Fighting the Last War — John Le Carré talks to the BBC Radio 4 Today Programme about his new novel Our Kind of Traitor (released next month):

“I was laughed at, in a way, when the Cold War ended and the wall came down… ‘Poor old Le Carre, what will become of him? Nobody’s spying anymore.’ The reality is, the budgets have never been bigger, the recruitment has never been more wholesale.”

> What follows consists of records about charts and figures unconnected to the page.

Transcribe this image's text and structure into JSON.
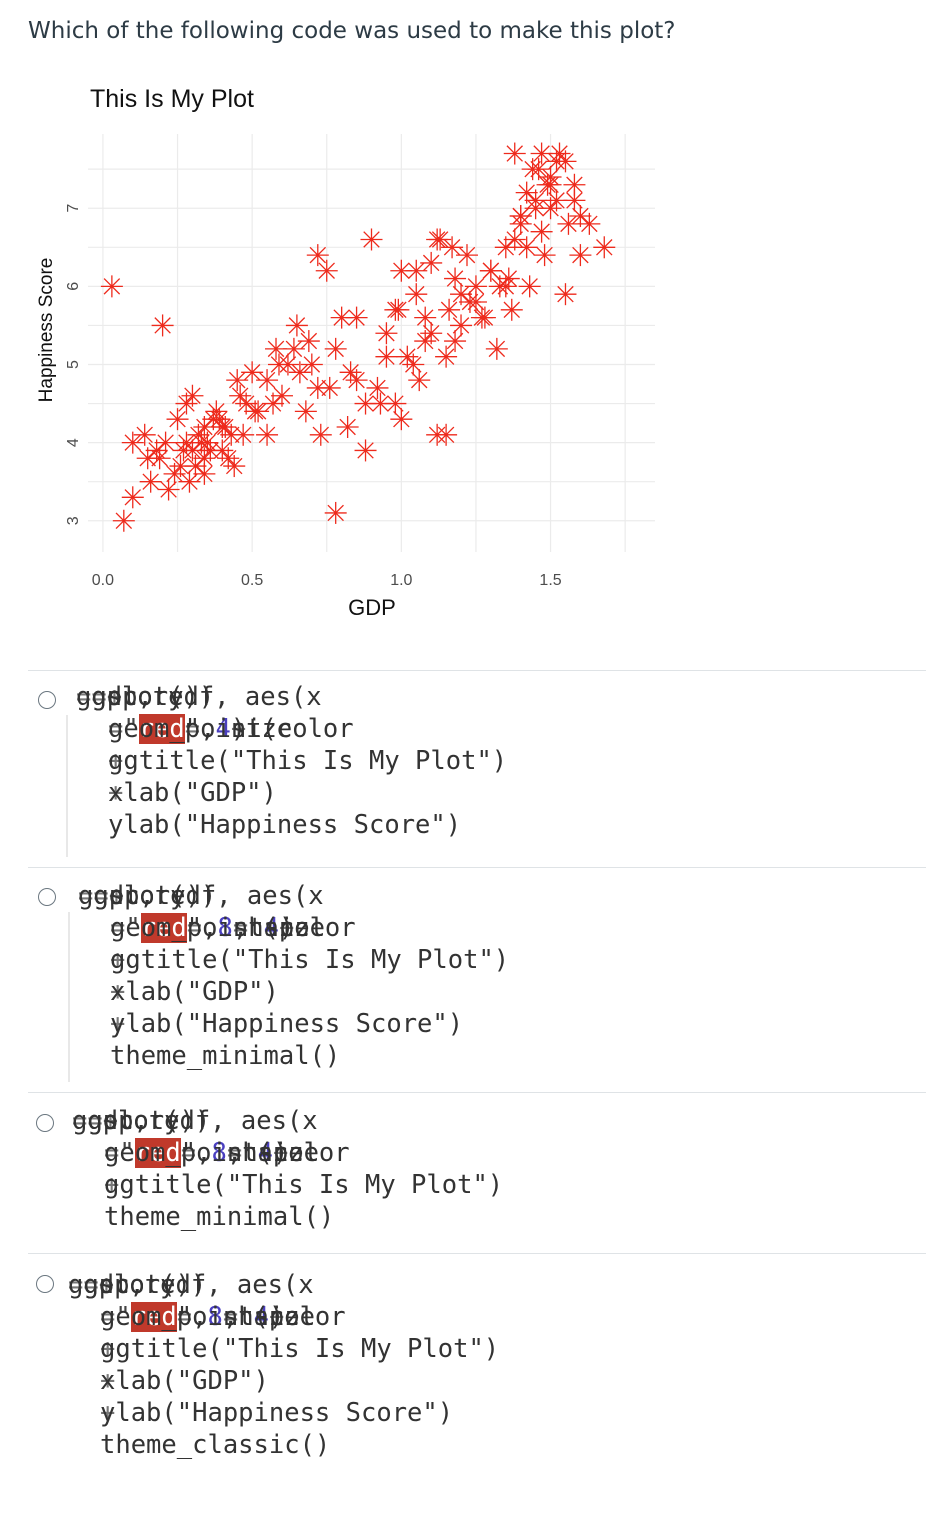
{
  "question": "Which of the following code was used to make this plot?",
  "chart_data": {
    "type": "scatter",
    "title": "This Is My Plot",
    "xlabel": "GDP",
    "ylabel": "Happiness Score",
    "xlim": [
      -0.05,
      1.85
    ],
    "ylim": [
      2.6,
      7.95
    ],
    "xticks": [
      "0.0",
      "0.5",
      "1.0",
      "1.5"
    ],
    "yticks": [
      "3",
      "4",
      "5",
      "6",
      "7"
    ],
    "marker": "asterisk",
    "color": "#ee2a1c",
    "grid": true,
    "x": [
      0.03,
      0.07,
      0.18,
      0.1,
      0.14,
      0.1,
      0.15,
      0.2,
      0.25,
      0.28,
      0.32,
      0.26,
      0.3,
      0.34,
      0.22,
      0.29,
      0.33,
      0.4,
      0.45,
      0.38,
      0.42,
      0.5,
      0.47,
      0.52,
      0.36,
      0.41,
      0.44,
      0.55,
      0.58,
      0.6,
      0.62,
      0.65,
      0.7,
      0.68,
      0.73,
      0.78,
      0.75,
      0.8,
      0.85,
      0.82,
      0.88,
      0.92,
      0.95,
      0.98,
      1.0,
      1.02,
      1.04,
      1.06,
      1.08,
      1.1,
      1.12,
      1.15,
      1.18,
      1.2,
      1.22,
      1.25,
      1.28,
      1.3,
      1.33,
      1.35,
      1.38,
      1.4,
      1.42,
      1.44,
      1.46,
      1.48,
      1.5,
      1.52,
      1.55,
      1.58,
      1.6,
      1.63,
      1.68,
      0.72,
      0.9,
      1.0,
      1.05,
      1.1,
      1.15,
      0.85,
      0.93,
      1.08,
      1.2,
      1.25,
      1.3,
      1.35,
      1.4,
      1.45,
      1.5,
      1.55,
      1.4,
      1.42,
      1.47,
      1.5,
      1.52,
      1.37,
      1.43,
      1.32,
      1.27,
      1.23,
      1.16,
      1.12,
      1.18,
      1.13,
      0.98,
      0.95,
      0.88,
      0.83,
      0.78,
      0.76,
      0.64,
      0.59,
      0.55,
      0.51,
      0.46,
      0.43,
      0.39,
      0.34,
      0.31,
      0.27,
      0.24,
      0.21,
      0.19,
      0.16,
      0.35,
      0.37,
      0.3,
      0.28,
      0.34,
      0.4,
      0.48,
      0.57,
      0.66,
      0.69,
      0.72,
      0.99,
      1.05,
      1.17,
      1.36,
      1.45,
      1.49,
      1.53,
      1.56,
      1.6,
      1.58,
      1.47,
      1.38
    ],
    "y": [
      6.0,
      3.0,
      3.9,
      3.3,
      4.1,
      4.0,
      3.8,
      5.5,
      4.3,
      4.5,
      4.1,
      3.7,
      3.9,
      3.6,
      3.4,
      3.5,
      4.0,
      4.2,
      4.8,
      4.4,
      3.8,
      4.9,
      4.1,
      4.4,
      3.9,
      4.2,
      3.7,
      4.1,
      5.2,
      4.6,
      5.0,
      5.5,
      5.0,
      4.4,
      4.1,
      3.1,
      6.2,
      5.6,
      5.6,
      4.2,
      3.9,
      4.7,
      5.4,
      4.5,
      4.3,
      5.1,
      5.0,
      4.8,
      5.3,
      6.3,
      4.1,
      4.1,
      5.3,
      5.5,
      6.4,
      5.8,
      5.6,
      6.2,
      6.0,
      6.0,
      6.6,
      6.9,
      7.2,
      7.5,
      7.5,
      6.4,
      7.0,
      7.6,
      5.9,
      7.3,
      6.4,
      6.8,
      6.5,
      6.4,
      6.6,
      6.2,
      5.9,
      5.4,
      5.1,
      4.8,
      4.5,
      5.6,
      5.9,
      6.0,
      6.2,
      6.5,
      6.8,
      7.1,
      7.3,
      7.6,
      6.9,
      6.5,
      6.7,
      7.4,
      7.1,
      5.7,
      6.0,
      5.2,
      5.6,
      5.8,
      5.7,
      6.6,
      6.1,
      6.6,
      5.7,
      5.1,
      4.5,
      4.9,
      5.2,
      4.7,
      5.2,
      5.0,
      4.8,
      4.4,
      4.6,
      4.1,
      4.3,
      3.8,
      3.7,
      3.9,
      3.6,
      4.0,
      3.8,
      3.5,
      4.0,
      4.3,
      4.6,
      4.0,
      4.2,
      3.9,
      4.5,
      4.5,
      4.9,
      5.3,
      4.7,
      5.7,
      6.2,
      6.5,
      6.1,
      7.0,
      7.3,
      7.7,
      6.8,
      6.9,
      7.1,
      7.7,
      7.7
    ],
    "panel_background": "#ffffff",
    "grid_color": "#ebebeb"
  },
  "options": [
    {
      "lines": [
        [
          {
            "t": "ggplot(df, aes(x",
            "c": "code"
          },
          {
            "t": "=",
            "c": "eq"
          },
          {
            "t": "gdp, y",
            "c": "code"
          },
          {
            "t": "=",
            "c": "eq"
          },
          {
            "t": "score)) ",
            "c": "code"
          },
          {
            "t": "+",
            "c": "eq"
          }
        ],
        [
          {
            "t": "geom_point(color",
            "c": "code"
          },
          {
            "t": "=",
            "c": "eq"
          },
          {
            "t": "\"",
            "c": "str"
          },
          {
            "t": "red",
            "c": "hl"
          },
          {
            "t": "\", size ",
            "c": "code"
          },
          {
            "t": "=",
            "c": "eq"
          },
          {
            "t": " 4",
            "c": "num"
          },
          {
            "t": ") ",
            "c": "code"
          },
          {
            "t": "+",
            "c": "eq"
          }
        ],
        [
          {
            "t": "ggtitle(\"This Is My Plot\") ",
            "c": "code"
          },
          {
            "t": "+",
            "c": "eq"
          }
        ],
        [
          {
            "t": "xlab(\"GDP\") ",
            "c": "code"
          },
          {
            "t": "+",
            "c": "eq"
          }
        ],
        [
          {
            "t": "ylab(\"Happiness Score\")",
            "c": "code"
          }
        ]
      ]
    },
    {
      "lines": [
        [
          {
            "t": "ggplot(df, aes(x",
            "c": "code"
          },
          {
            "t": "=",
            "c": "eq"
          },
          {
            "t": "gdp, y",
            "c": "code"
          },
          {
            "t": "=",
            "c": "eq"
          },
          {
            "t": "score)) ",
            "c": "code"
          },
          {
            "t": "+",
            "c": "eq"
          }
        ],
        [
          {
            "t": "geom_point(color",
            "c": "code"
          },
          {
            "t": "=",
            "c": "eq"
          },
          {
            "t": "\"",
            "c": "str"
          },
          {
            "t": "red",
            "c": "hl"
          },
          {
            "t": "\", shape ",
            "c": "code"
          },
          {
            "t": "=",
            "c": "eq"
          },
          {
            "t": " 8",
            "c": "num"
          },
          {
            "t": ", size ",
            "c": "code"
          },
          {
            "t": "=",
            "c": "eq"
          },
          {
            "t": " 4",
            "c": "num"
          },
          {
            "t": ") ",
            "c": "code"
          },
          {
            "t": "+",
            "c": "eq"
          }
        ],
        [
          {
            "t": "ggtitle(\"This Is My Plot\") ",
            "c": "code"
          },
          {
            "t": "+",
            "c": "eq"
          }
        ],
        [
          {
            "t": "xlab(\"GDP\") ",
            "c": "code"
          },
          {
            "t": "+",
            "c": "eq"
          }
        ],
        [
          {
            "t": "ylab(\"Happiness Score\") ",
            "c": "code"
          },
          {
            "t": "+",
            "c": "eq"
          }
        ],
        [
          {
            "t": "theme_minimal()",
            "c": "code"
          }
        ]
      ]
    },
    {
      "lines": [
        [
          {
            "t": "ggplot(df, aes(x",
            "c": "code"
          },
          {
            "t": "=",
            "c": "eq"
          },
          {
            "t": "gdp, y",
            "c": "code"
          },
          {
            "t": "=",
            "c": "eq"
          },
          {
            "t": "score)) ",
            "c": "code"
          },
          {
            "t": "+",
            "c": "eq"
          }
        ],
        [
          {
            "t": "geom_point(color",
            "c": "code"
          },
          {
            "t": "=",
            "c": "eq"
          },
          {
            "t": "\"",
            "c": "str"
          },
          {
            "t": "red",
            "c": "hl"
          },
          {
            "t": "\", shape ",
            "c": "code"
          },
          {
            "t": "=",
            "c": "eq"
          },
          {
            "t": " 8",
            "c": "num"
          },
          {
            "t": ", size ",
            "c": "code"
          },
          {
            "t": "=",
            "c": "eq"
          },
          {
            "t": " 4",
            "c": "num"
          },
          {
            "t": ") ",
            "c": "code"
          },
          {
            "t": "+",
            "c": "eq"
          }
        ],
        [
          {
            "t": "ggtitle(\"This Is My Plot\") ",
            "c": "code"
          },
          {
            "t": "+",
            "c": "eq"
          }
        ],
        [
          {
            "t": "theme_minimal()",
            "c": "code"
          }
        ]
      ]
    },
    {
      "lines": [
        [
          {
            "t": "ggplot(df, aes(x",
            "c": "code"
          },
          {
            "t": "=",
            "c": "eq"
          },
          {
            "t": "gdp, y",
            "c": "code"
          },
          {
            "t": "=",
            "c": "eq"
          },
          {
            "t": "score)) ",
            "c": "code"
          },
          {
            "t": "+",
            "c": "eq"
          }
        ],
        [
          {
            "t": "geom_point(color",
            "c": "code"
          },
          {
            "t": "=",
            "c": "eq"
          },
          {
            "t": "\"",
            "c": "str"
          },
          {
            "t": "red",
            "c": "hl"
          },
          {
            "t": "\", shape ",
            "c": "code"
          },
          {
            "t": "=",
            "c": "eq"
          },
          {
            "t": " 8",
            "c": "num"
          },
          {
            "t": ", size ",
            "c": "code"
          },
          {
            "t": "=",
            "c": "eq"
          },
          {
            "t": " 4",
            "c": "num"
          },
          {
            "t": ") ",
            "c": "code"
          },
          {
            "t": "+",
            "c": "eq"
          }
        ],
        [
          {
            "t": "ggtitle(\"This Is My Plot\") ",
            "c": "code"
          },
          {
            "t": "+",
            "c": "eq"
          }
        ],
        [
          {
            "t": "xlab(\"GDP\") ",
            "c": "code"
          },
          {
            "t": "+",
            "c": "eq"
          }
        ],
        [
          {
            "t": "ylab(\"Happiness Score\") ",
            "c": "code"
          },
          {
            "t": "+",
            "c": "eq"
          }
        ],
        [
          {
            "t": "theme_classic()",
            "c": "code"
          }
        ]
      ]
    }
  ]
}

Boredom — Lee Rourke, author of The Canal, interviewed for 100th issue Bookslut:

We’re in constant thrall, either waiting to be used by technology or desperately trying to catch up with it. Boredom is the realization of an acute emptiness caused by this widening void… There’s nowhere for us to go now. We are stranded. We have been marooned. My novel, The Canal, is a summation of this sense of dread: this slow realization that things, everything, is speeding up and moving away from us. We have been left with the inability to deal with what this distance creates within us…

And finally…

Living in Conservative Times — Tom McCarthy reviews What Ever Happened to Modernism? by Gabriel Josipovici for The Guardian:

In cultural terms, we live in deeply conservative times… We shouldn’t imagine, though, that things were that different in the golden age of modernism. Ulysses was printed, in 1922, on a small, private press in Paris, in a run of 1,000; Kafka’s Metamorphosis, on its small-press publication in 1915, sold 11 copies – of which 10 were bought by Kafka. Yet can anyone, now, name the successful middlebrow writers of 1922 or 1915? Of course not.

(And, as this is a blog for people who like to live under rocks, Tom’s novel C was shortlisted for the 2010 Man Booker Prize yesterday.)